Usually it’s always the same error anyways. Something is undefined or typed wrong.
I click on my errors and they take me to the exact line of code that caused them.... basically the JS error throws the line number and file path and then my terminal setup makes it clickable.
This highlights one of the biggest issues with React: usually it works really well, but if you're unlucky enough that it doesn't then there's almost no way to work out why. I've been developing with React for about 4 years and I just don't upgrade things in the ecosystem unless I absolutely have to, because debugging the tooling is a massive pain.
This is also why it's very unhelpful to say that it works. Yes, it usually does, but not always and failing to understand that comes across as somewhat antagonistic.

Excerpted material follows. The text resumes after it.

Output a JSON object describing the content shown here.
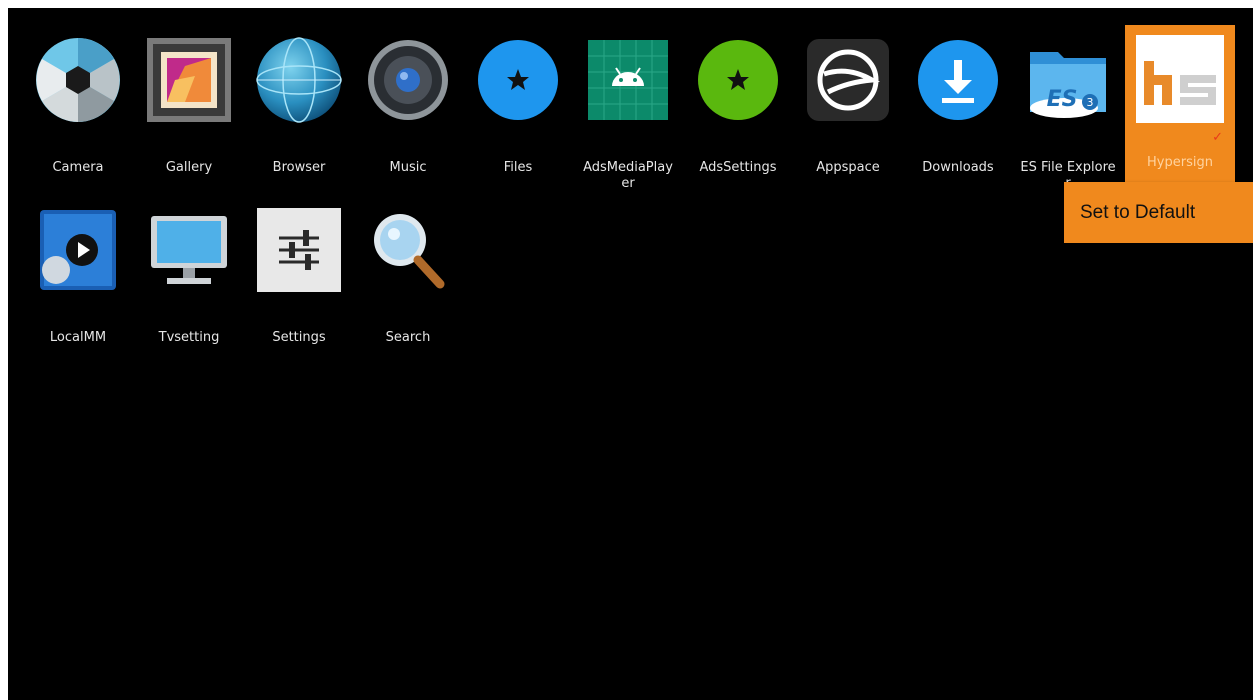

I completely understand what you mean about not upgrading things in the working ecosystem, it's the pragmatic choice in the short term.
But then the churn in the interdependent platform and packages means your project is moving towards a state that it cannot be upgraded without significant risk and rewriting around the deprecated packages.
In my opinion this is a major issue with React in the landscape of businesses that have a halflife of more than a few years.. ie most long term businesses.
Yet despite the long term fragility and maintenance issues it's a topic that is missing in most discussions about React. The React conversations tend to be 'how can we keep up with the latest churn' instead of recognising the churn itself is a problem and stability provides realworld business value in the medium and long term.
That’s sourcemaps. For simple errors like you mentioned it might be enough, but your stack is still useless for more complex issues. Usually it’s dominated by hooks / batch rendering code.